I took a stack of paper and a hole punch and seriously thought it would take me 15 minutes. HO-LY CRAP is all I can say. It took me allll night. I thought I would be ok because the one binder I had been maintaining with all of its pretty dividers was under control. I was right, that one binder was more or less good. But the rest of it? Yikes.
End result was as follows:
1. Therapy: Handouts-a-plenty, plus personalized captioned photos, of stretches and exercises for the boys. Pretty self explanatory, divided into sections for Asher, Nolan, and General (applies to both).
2. Disability Info: This was the original binder I had been maintaining. It has everything from grants/funding to disability savings plans to alternative therapies and recreation activities to interview tips for a respite worker. That one is my bible.
3. Nolan Medical: Consult notes from the NICU, NICU follow up, neurologist, physiatrist, and therapy team. Does not include anything not related to their hospital stay or CP. Cannot imagine how thick the binder would be if I got copies of consults with all of the other specialists they have seen over the past 3 years.
4. Asher Medical: Stating the obvious - same as Nolan's.
Lastly, an honourable mention goes to the blue pocketed folder. Not quite a binder (yet) but containing all of the information and forms that go along with the At Home program. When the time comes that Asher receives any other equipment or benefits, it will grow to a binder of its own.
Four binders and a folder. Seriously. And to think Rio "just" has a baby book.
My question is - how do special needs parents who aren't natural-organizational-freaks like myself able keep afloat in the sea of stuff we need to keep track of?!
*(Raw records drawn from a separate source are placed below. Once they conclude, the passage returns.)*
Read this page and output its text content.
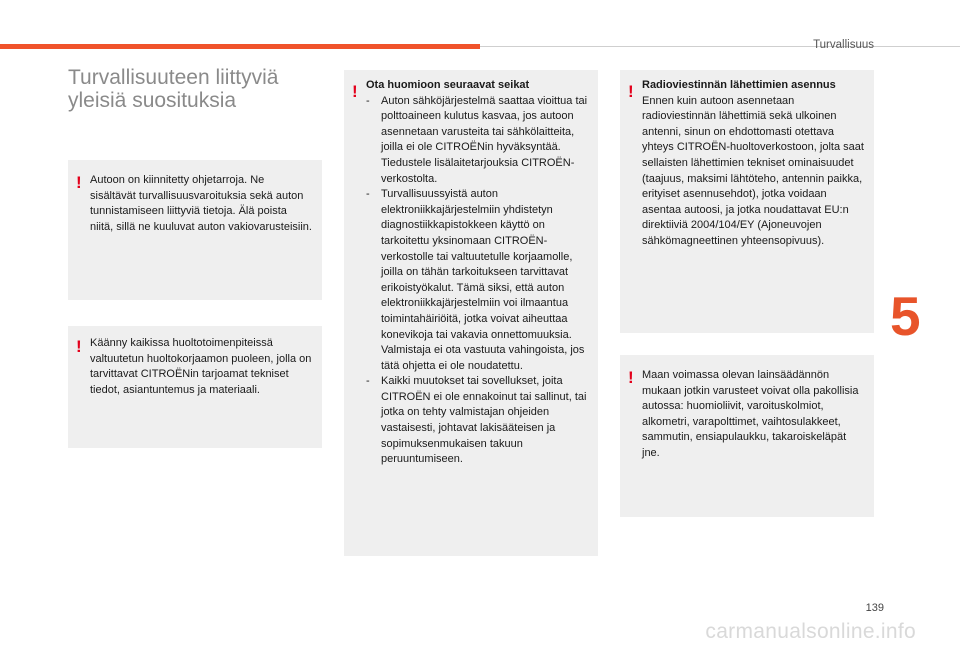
Turvallisuus
Turvallisuuteen liittyviä
yleisiä suosituksia
! Autoon on kiinnitetty ohjetarroja. Ne sisältävät turvallisuusvaroituksia sekä auton tunnistamiseen liittyviä tietoja. Älä poista niitä, sillä ne kuuluvat auton vakiovarusteisiin.
! Käänny kaikissa huoltotoimenpiteissä valtuutetun huoltokorjaamon puoleen, jolla on tarvittavat CITROËNin tarjoamat tekniset tiedot, asiantuntemus ja materiaali.
! Ota huomioon seuraavat seikat
- Auton sähköjärjestelmä saattaa vioittua tai polttoaineen kulutus kasvaa, jos autoon asennetaan varusteita tai sähkölaitteita, joilla ei ole CITROËNin hyväksyntää. Tiedustele lisälaitetarjouksia CITROËN-verkostolta.
- Turvallisuussyistä auton elektroniikkajärjestelmiin yhdistetyn diagnostiikkapistokkeen käyttö on tarkoitettu yksinomaan CITROËN-verkostolle tai valtuutetulle korjaamolle, joilla on tähän tarkoitukseen tarvittavat erikoistyökalut. Tämä siksi, että auton elektroniikkajärjestelmiin voi ilmaantua toimintahäiriöitä, jotka voivat aiheuttaa konevikoja tai vakavia onnettomuuksia. Valmistaja ei ota vastuuta vahingoista, jos tätä ohjetta ei ole noudatettu.
- Kaikki muutokset tai sovellukset, joita CITROËN ei ole ennakoinut tai sallinut, tai jotka on tehty valmistajan ohjeiden vastaisesti, johtavat lakisääteisen ja sopimuksenmukaisen takuun peruuntumiseen.
! Radioviestinnän lähettimien asennus
Ennen kuin autoon asennetaan radioviestinnän lähettimiä sekä ulkoinen antenni, sinun on ehdottomasti otettava yhteys CITROËN-huoltoverkostoon, jolta saat sellaisten lähettimien tekniset ominaisuudet (taajuus, maksimi lähtöteho, antennin paikka, erityiset asennusehdot), jotka voidaan asentaa autoosi, ja jotka noudattavat EU:n direktiiviä 2004/104/EY (Ajoneuvojen sähkömagneettinen yhteensopivuus).
! Maan voimassa olevan lainsäädännön mukaan jotkin varusteet voivat olla pakollisia autossa: huomioliivit, varoituskolmiot, alkometri, varapolttimet, vaihtosulakkeet, sammutin, ensiapulaukku, takaroiskeläpät jne.
5
139
carmanualsonline.info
I feel you, Tracey. I have two paper boxes of medical records for my little man and he's only 2. I can only imagine how much you have with two! Right now I'm in the process of scanning his progress notes and procedures reports so that I can keep the pin drive in my wallet and have his medical records on me just in case we end up in the hospital and they want info. Just wish I knew what to do with all the stuff from the insurance company.
ReplyDeleteBrandi, I can't imagine keeping track of insurance stuff, so being Canadian I am thankful I don't have to!
DeleteI have a half a filing cabinet full of folders divided by subject. I think at this point I have 15 different files. It is a bit ridiculous!